Der Kreis schließt sich

 

Um noch einen anderen Aspekt in diese Angelegenheit zu bringen, sei noch ein Leserbrief zitiert, den der nunmehr designierte neue Kurator von „Kunst im Funkhaus“ Harald Gfader verfasst hat und der am 20. September 2011 in den "Vorarlberger Nachrichten" (VN) veröffentlicht wurde. Damals war noch Wolfgang Burtscher als ORF-Direktor im Amt, aber es war bereits öffentlich bekannt, dass Markus Klement per Anfang 2012 Burtscher im Amt nachfolgen werde. "VN"-Kommentator Walter Fink hatte damals in zwei gut recherchierten Kommentaren die Absetzung Burtschers und den Prozessablauf um die Inthronisierung Klements kritisiert. Unter dem Titel „Der Schmutzfink badet nicht, auch wenn er am See wohnt“ schrieb Gfader, nachdem er Fink in diesem Leserbrief in der Einleitung vorwarf, „alten Gestank zu fabrizieren und dem Leser vorzusetzen“, wörtlich: „Es ist legitim, die Vorgangsweise zur Bestellung der Direktoren des ORF und seiner Gremien kritisch zu hinterfragen. Wenn diese Kritik gut recherchiert und informierend aufbereitet ist, um so besser! Es ist jedoch eine Zumutung, dass über den designierten ORF-Direktor Markus Klement derartige diskreditierende persönlich beleidigende, vorverurteilende und verunglimpfende Äußerungen überhaupt möglich sind! Wohlwollende Wertschätzung, kritischer Respekt, vor allem journalistische Ethik werden hier mit Füßen getreten! Der Menschenverachtung, mit 'vertraulichem Hausverstand' feist die Tür geöffnet. Dass solche 'verbohrte' Leute eine Zeitung wie die VN für ihre private 'geistige Notdurft' benutzen dürfen, ist mir schleierhaft! Beschämend.“

Gfader geht hier mit keinem Wort sachlich auf die Kommentare Finks ein, sondern reiht nur eine Beleidigung nach der anderen aneinander. Dabei fordert er selber für seine eigene Person ständig „Respekt und Demut“ ein. Nur für sich selbst gelten die Grundregeln des Anstands nicht. Nun, wenn man von diesem Leserbrief, anhand dessen jemand sehr energisch das Fähnchen vorausgehorchend in den richtigen Wind gesetzt hat, den Bogen zu den Ereignissen rund um die Ablöse von Carina Jielg zieht, so ergibt sich wie von selbst ein widerwärtiger Beigeschmack.
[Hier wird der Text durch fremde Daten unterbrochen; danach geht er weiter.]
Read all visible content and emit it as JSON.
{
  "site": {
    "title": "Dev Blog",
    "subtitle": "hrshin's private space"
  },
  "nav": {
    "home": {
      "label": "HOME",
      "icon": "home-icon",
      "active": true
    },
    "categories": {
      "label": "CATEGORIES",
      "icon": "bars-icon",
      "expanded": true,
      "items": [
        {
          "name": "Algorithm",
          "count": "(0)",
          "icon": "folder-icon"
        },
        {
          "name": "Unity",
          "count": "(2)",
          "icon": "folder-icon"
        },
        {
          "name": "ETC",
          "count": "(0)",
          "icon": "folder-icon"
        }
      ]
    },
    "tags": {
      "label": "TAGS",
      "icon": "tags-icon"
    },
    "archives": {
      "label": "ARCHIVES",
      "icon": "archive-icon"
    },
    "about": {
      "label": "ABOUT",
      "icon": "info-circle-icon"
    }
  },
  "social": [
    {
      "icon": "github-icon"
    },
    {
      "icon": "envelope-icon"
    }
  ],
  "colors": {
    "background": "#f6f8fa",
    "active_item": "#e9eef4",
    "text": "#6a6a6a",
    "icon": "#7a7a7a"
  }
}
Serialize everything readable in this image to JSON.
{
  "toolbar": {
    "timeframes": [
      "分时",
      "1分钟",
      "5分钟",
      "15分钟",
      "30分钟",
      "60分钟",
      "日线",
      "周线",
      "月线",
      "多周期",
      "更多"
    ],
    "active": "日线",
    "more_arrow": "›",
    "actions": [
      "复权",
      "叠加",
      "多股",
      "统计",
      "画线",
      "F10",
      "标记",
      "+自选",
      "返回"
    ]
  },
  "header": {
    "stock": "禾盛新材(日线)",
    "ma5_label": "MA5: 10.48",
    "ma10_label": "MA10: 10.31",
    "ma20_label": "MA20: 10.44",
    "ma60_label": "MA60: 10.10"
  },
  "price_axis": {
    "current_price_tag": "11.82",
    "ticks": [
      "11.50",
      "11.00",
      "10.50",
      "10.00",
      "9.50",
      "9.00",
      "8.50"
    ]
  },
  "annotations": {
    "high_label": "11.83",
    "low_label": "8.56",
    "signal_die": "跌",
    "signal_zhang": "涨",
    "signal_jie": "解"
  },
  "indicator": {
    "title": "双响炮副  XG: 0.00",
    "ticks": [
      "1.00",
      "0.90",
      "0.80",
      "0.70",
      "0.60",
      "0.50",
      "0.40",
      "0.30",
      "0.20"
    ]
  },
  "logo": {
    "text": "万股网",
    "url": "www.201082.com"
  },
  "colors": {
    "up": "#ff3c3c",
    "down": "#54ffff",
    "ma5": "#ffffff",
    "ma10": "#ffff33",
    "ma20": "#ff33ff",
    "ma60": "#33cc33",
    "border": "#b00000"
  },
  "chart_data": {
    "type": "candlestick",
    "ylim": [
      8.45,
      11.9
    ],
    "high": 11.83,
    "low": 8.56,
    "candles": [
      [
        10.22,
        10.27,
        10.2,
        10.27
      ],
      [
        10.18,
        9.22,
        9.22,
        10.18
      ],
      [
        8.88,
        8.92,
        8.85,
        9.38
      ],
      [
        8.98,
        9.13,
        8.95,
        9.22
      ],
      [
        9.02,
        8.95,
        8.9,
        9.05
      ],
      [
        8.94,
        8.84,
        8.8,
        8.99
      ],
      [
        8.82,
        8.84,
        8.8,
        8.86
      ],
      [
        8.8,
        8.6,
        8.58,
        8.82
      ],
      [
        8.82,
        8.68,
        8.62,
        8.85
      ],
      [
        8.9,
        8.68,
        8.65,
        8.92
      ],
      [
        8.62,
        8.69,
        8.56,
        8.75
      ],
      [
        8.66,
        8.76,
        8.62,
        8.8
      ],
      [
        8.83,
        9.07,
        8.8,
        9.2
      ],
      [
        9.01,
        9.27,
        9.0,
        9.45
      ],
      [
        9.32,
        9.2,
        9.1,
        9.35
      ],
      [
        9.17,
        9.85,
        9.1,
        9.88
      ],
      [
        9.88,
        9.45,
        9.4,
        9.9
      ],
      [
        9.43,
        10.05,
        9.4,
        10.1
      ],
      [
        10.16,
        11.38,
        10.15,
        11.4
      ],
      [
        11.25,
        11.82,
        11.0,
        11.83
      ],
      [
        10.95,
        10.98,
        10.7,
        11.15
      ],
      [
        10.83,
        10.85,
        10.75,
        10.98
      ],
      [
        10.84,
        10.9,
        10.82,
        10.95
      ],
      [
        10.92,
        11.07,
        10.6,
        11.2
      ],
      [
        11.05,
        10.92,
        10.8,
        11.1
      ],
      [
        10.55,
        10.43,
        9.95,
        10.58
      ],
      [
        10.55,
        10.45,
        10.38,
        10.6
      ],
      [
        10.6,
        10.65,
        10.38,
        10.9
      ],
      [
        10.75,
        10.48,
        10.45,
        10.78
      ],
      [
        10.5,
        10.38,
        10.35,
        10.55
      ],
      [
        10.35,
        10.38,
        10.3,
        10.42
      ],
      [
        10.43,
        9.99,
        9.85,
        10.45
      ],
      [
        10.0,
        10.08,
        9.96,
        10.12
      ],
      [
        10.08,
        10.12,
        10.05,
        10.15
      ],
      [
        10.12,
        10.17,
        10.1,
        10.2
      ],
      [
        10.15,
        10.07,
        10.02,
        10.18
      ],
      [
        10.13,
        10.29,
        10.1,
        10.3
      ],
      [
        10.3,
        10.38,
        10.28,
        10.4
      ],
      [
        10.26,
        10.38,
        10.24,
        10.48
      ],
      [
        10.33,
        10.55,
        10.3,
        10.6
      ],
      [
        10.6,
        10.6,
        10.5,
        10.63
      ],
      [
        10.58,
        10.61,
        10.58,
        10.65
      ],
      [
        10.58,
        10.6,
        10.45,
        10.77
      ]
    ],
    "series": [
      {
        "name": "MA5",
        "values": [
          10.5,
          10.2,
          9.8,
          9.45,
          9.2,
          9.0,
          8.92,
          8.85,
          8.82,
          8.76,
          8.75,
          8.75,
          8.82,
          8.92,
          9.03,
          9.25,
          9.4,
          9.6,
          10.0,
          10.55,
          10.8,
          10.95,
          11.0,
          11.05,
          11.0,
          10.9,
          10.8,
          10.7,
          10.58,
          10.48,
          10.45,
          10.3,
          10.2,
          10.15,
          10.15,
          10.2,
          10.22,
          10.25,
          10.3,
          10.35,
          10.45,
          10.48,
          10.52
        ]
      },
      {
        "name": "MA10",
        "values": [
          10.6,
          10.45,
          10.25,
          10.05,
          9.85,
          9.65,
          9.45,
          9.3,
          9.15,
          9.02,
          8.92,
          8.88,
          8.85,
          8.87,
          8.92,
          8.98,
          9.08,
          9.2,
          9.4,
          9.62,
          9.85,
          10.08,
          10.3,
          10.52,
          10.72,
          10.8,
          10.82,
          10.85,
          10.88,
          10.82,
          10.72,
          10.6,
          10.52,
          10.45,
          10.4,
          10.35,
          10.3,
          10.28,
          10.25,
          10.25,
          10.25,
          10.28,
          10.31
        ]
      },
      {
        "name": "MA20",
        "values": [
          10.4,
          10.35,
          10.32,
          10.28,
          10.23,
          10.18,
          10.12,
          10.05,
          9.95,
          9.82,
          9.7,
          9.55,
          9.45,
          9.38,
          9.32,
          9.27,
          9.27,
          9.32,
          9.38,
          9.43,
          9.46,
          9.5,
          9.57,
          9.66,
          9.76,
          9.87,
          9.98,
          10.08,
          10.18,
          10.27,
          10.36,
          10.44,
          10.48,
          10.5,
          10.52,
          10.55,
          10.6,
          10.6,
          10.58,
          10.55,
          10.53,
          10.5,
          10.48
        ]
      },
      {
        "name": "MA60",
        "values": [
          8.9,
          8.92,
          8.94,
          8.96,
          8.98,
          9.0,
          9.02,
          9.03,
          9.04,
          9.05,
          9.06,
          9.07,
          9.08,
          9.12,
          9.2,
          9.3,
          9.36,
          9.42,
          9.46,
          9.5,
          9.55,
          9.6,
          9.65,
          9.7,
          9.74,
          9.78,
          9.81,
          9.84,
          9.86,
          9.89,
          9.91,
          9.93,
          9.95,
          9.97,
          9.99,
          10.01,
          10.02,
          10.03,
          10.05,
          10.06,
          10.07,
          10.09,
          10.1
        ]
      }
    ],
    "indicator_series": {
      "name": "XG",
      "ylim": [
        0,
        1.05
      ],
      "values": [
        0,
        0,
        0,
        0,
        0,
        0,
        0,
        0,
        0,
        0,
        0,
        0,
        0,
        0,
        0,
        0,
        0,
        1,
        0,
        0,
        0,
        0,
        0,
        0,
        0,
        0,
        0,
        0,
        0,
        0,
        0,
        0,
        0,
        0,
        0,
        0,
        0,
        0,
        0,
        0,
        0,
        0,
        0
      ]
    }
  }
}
Und um noch eine Auflösung zur Übertitelung dieses Beitrags mit „Dirty Harry & Klementine“ zu geben. Das „Dirty Harry“ ist klar, das kommt aus dem engsten Umfeld von Gfader, darum ist es umso bezeichnender. Und Klementine ist eine Kultfigur aus der Ariel-Werbung der 70er und 80er Jahre. Bei Problemflecken hat sie einfach den Hauptwaschgang eingeschalten und weg war das Problem. Diese Metapher dringt wie von selbst ins Bewusstsein, wenn man an die Problemlösungsstrategie von Markus Klement bei unbequemen Mitarbeitern denkt: Einfach den Hauptwaschgang betätigen und weg ist das "Übel".